Esnaf iktidarı aslında ciddi bir başkaldırının sonucudur. Kurtuluş Savaşı’yla başlayan ve Türkiye’yi Batı’ya entegre etmeye yönelen başkaldırı bu kez tersine, Türkiye’yi Ortadoğu’ya entegre etmeye yönelmiş bir başkaldırıya döndü. Bu yolda atılan adımlar, Atatürk devrimlerinin çoğunun geriye çevrilmesiyle başladı ve devam etti. Bu adımlar, Türk toplumunda daha önce yaşanmış olan kutuplaşmalara birçok yeni bölünmeler, ayrışmalar ekledi. Cumhuriyet’e geçişinin 100. yılını kutlamaya doğru ilerleyen Türk toplumu pek çok açıdan farklı düşünen, farklı davranan, bu farklılıklara saygı göstermeyen, birbirini anlamayan gruplara bölündü.
Esnaf Sosyolojisi
Günümüzde, Osmanlı devrindeki ahilik örgütünün düzenlediği gibi sıkı esnaf ilişkileri bulunmuyor, Buna karşılık esnaf geleneklerinin önemli bir bölümü halen yaşatılıyor. Bugün de hala esnaf yanına meslek öğrensin diye verilen çıraklar “eti senin kemiği benim” yaklaşımıyla gönderiliyor. Usta, çoğu kez mutlak otorite, çırak da çoğu kez kul konumunda bulunuyor. Böyle bir ortamın en belirgin özelliği ustadan görerek yapmak, ondan öğrenileni uygulamaktır. Bu tür bir eğitim, genellikle değişime kapalı insanlar yetişmesine yol açar.

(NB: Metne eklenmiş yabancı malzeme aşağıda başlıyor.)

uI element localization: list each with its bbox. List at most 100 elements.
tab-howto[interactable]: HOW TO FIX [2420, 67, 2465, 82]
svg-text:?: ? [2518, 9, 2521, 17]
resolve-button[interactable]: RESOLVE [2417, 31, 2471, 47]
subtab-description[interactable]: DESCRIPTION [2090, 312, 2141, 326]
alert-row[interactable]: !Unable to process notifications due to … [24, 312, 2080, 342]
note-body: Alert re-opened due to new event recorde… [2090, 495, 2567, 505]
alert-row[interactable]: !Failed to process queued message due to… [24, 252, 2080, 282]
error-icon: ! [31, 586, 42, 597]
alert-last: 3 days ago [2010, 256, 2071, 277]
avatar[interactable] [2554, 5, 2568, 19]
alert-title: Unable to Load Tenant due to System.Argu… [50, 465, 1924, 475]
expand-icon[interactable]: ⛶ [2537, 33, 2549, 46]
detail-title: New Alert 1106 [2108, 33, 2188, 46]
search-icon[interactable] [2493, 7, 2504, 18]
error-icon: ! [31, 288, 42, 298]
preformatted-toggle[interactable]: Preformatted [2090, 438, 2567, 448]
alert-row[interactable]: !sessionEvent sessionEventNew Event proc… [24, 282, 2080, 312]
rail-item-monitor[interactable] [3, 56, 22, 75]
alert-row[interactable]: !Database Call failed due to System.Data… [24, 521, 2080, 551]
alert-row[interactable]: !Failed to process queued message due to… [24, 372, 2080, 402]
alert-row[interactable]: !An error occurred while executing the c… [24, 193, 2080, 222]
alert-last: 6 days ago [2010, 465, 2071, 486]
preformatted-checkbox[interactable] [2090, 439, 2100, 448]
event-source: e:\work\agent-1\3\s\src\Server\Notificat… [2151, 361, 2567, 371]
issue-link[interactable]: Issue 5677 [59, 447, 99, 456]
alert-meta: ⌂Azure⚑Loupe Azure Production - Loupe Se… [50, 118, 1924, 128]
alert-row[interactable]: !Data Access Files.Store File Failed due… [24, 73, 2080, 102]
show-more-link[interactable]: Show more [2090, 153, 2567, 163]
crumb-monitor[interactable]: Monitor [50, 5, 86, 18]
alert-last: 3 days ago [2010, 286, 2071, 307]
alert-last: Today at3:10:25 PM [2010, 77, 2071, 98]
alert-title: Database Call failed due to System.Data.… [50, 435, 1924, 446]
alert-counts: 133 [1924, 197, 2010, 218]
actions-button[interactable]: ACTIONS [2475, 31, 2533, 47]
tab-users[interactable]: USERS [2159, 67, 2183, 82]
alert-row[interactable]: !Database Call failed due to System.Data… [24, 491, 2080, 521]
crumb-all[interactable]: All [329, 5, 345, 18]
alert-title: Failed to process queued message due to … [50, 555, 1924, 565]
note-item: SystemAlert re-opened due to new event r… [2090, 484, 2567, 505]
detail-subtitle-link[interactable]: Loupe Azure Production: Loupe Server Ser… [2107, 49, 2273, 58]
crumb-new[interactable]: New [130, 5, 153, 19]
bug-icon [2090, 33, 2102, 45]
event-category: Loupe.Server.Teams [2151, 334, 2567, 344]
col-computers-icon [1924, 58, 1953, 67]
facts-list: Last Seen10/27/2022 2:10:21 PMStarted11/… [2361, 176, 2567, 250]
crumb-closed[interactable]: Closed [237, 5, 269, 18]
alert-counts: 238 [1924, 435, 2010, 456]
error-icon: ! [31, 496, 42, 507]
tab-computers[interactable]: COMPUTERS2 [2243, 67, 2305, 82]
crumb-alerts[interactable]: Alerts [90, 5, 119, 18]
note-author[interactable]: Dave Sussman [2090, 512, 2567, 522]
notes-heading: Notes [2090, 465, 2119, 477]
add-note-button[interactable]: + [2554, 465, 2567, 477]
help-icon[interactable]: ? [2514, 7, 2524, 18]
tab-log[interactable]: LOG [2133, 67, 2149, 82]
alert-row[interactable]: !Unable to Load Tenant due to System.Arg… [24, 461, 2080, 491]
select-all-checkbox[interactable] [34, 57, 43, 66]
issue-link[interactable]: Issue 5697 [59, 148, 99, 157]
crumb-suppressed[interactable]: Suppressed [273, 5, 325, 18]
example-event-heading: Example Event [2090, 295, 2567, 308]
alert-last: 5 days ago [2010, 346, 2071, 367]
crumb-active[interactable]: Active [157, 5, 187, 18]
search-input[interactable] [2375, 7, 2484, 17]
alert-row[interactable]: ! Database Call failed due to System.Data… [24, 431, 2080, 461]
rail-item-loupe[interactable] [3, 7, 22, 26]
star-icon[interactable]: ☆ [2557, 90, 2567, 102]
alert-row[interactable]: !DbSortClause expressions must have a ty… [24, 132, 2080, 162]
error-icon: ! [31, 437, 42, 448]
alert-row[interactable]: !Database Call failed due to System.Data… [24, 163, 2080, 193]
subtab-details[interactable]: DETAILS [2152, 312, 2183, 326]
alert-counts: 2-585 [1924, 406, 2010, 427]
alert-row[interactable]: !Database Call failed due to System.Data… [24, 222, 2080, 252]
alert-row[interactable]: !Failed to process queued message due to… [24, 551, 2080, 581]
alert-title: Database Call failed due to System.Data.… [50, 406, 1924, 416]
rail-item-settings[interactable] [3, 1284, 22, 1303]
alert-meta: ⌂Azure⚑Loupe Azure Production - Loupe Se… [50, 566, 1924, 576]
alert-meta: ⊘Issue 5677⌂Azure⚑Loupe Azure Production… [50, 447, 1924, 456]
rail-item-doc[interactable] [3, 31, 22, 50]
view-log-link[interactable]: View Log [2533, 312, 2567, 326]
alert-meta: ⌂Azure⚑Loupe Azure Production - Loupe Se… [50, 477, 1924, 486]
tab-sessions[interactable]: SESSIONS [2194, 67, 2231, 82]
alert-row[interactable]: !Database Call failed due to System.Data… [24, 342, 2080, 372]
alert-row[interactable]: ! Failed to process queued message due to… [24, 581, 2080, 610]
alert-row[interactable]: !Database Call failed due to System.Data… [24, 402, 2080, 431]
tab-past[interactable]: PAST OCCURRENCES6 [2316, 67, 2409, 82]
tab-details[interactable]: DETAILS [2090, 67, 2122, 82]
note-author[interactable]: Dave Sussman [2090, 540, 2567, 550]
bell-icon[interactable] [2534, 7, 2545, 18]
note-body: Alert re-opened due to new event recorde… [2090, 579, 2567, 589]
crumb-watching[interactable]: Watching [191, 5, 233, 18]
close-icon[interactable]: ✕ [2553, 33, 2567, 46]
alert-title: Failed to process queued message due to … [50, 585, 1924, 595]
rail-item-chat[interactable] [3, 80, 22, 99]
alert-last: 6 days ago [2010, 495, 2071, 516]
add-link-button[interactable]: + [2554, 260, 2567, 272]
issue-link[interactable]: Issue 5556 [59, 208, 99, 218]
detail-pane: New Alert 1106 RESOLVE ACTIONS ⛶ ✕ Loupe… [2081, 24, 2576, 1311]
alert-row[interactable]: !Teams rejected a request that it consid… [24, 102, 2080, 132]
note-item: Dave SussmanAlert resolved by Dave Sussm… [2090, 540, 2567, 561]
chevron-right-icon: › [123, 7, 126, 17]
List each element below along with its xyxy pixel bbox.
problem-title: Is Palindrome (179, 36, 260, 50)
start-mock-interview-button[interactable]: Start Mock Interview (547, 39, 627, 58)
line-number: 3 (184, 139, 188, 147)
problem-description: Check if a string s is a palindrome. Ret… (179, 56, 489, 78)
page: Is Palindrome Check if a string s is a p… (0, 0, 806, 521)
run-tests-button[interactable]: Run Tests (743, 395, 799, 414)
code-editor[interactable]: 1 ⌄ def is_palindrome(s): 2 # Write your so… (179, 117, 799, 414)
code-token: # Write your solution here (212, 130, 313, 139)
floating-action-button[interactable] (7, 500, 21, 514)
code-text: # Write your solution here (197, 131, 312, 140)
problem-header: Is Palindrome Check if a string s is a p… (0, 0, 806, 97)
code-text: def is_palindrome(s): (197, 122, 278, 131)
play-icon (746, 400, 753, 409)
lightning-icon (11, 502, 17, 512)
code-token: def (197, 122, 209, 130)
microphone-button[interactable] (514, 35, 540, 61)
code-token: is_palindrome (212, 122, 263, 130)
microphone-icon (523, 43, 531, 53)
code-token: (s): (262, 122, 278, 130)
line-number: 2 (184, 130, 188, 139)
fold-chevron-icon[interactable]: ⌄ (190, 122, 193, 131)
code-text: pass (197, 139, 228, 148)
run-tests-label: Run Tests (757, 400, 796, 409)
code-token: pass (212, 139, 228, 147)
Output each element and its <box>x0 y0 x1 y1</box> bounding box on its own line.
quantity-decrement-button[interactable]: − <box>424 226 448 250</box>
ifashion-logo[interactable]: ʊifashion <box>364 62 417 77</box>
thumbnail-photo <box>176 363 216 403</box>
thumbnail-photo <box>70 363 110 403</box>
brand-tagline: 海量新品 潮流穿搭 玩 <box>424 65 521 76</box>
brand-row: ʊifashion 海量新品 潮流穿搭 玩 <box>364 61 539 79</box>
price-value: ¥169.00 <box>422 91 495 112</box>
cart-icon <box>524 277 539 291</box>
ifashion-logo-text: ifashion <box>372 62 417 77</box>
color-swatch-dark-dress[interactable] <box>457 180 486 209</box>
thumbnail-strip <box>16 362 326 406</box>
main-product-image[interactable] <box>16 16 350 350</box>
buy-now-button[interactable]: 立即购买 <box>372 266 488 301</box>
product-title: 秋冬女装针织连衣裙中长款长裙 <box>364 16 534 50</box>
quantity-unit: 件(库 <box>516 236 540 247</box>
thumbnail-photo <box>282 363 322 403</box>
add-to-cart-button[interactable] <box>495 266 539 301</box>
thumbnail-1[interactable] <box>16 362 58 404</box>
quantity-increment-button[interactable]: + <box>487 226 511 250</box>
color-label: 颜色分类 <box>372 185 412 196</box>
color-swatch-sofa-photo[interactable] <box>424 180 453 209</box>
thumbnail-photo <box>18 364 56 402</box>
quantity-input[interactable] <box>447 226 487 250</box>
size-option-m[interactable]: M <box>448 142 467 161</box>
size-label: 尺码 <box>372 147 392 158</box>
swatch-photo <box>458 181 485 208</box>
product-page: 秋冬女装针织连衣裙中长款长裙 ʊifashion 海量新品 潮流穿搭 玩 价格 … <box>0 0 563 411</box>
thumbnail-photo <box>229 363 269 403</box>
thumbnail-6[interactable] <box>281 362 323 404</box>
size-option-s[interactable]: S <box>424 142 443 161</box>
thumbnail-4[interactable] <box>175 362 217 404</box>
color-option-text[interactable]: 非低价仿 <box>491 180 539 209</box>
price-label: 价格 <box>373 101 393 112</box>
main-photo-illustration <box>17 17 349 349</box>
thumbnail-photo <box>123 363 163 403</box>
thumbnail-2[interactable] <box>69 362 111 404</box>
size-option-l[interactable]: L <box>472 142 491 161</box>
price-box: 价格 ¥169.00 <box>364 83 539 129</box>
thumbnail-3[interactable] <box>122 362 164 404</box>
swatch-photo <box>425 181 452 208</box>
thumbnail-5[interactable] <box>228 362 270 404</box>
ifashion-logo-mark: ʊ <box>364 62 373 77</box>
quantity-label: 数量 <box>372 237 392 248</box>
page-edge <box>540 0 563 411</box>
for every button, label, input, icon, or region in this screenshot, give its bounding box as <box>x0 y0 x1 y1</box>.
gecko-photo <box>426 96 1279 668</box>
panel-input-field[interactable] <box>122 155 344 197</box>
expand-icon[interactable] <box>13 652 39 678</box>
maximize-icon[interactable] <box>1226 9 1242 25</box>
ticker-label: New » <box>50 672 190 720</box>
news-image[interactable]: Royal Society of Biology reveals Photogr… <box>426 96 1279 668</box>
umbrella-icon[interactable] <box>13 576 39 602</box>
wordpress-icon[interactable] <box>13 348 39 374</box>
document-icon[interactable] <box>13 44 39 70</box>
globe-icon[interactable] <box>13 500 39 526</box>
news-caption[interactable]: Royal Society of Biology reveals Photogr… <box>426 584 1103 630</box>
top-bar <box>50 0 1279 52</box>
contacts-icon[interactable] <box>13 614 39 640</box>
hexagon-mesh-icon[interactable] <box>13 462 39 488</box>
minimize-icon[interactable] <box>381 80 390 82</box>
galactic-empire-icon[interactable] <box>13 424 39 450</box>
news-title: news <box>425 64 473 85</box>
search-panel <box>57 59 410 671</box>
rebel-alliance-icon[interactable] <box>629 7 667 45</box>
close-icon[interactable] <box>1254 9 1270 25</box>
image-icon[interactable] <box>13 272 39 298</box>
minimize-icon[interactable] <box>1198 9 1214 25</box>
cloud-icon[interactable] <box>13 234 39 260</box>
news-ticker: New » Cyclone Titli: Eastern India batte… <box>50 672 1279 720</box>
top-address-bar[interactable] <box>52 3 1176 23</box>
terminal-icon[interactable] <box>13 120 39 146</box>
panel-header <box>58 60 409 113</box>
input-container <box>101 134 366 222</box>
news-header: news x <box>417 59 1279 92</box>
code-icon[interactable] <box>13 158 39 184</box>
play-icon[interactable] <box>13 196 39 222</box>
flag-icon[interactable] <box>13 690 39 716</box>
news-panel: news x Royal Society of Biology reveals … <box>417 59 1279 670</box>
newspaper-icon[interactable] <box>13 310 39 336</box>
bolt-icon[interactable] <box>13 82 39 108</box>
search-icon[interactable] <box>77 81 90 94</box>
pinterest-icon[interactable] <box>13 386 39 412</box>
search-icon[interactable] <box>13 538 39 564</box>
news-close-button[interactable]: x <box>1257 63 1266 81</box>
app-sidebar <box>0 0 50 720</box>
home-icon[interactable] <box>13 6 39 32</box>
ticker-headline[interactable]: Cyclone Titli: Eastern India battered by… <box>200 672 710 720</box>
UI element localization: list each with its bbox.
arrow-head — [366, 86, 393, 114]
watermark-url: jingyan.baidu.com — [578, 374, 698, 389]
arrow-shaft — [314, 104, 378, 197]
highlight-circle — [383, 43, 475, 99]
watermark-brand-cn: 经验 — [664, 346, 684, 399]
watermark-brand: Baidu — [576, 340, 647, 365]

Bütün bunlar; esnafın gelişime kapalı, tutucu, dinsel değerlere bağlı, bilime uzak bir ortamda bulunması demektir. Kentleşmenin gelişmesi, zincir mağazaların ortaya çıkmasıyla birlikte esnaflık yavaş yavaş kaybolmaya başlamış olsa da esnaf kültürünün kaybolması esnaflığın kendisinin kaybolması kadar hızlı olmuyor. Çünkü burada değindiğimiz esnaf kültürü aslında esnaftan öteye halka yayılmış bir kültür haline dönüşmüş durumdadır. Bu kültürel altyapının her ülkedeki görünümü farklı olabilir. Bizdeki görünümü; dinsel inancı en önde tutan, bilime genellikle kapalı, düşünce özgürlüğü gibi konulara uzak, demokrasiyi tam olarak anlamamış, sandık ve seçimi demokrasi olarak gören, hukuk kurallarından çok, din kurallarına bağlılık şeklinde ortaya çıkıyor. Esnaf kültürüne bağlı insanlar; çocuklarının büyüklere saygılı olmasını, kızlarının kapalı olmasını isteyen, ekmek parası kazanmayı her şeyden önemli gören, güzel sanatlara, tiyatroya, edebiyata fazla ilgi duymayan insanlardır. Esnaf adı altında toparlasak da aslında bu çerçevelediğimiz grup, esnaftan çok daha büyük bir topluluğu oluşturuyor.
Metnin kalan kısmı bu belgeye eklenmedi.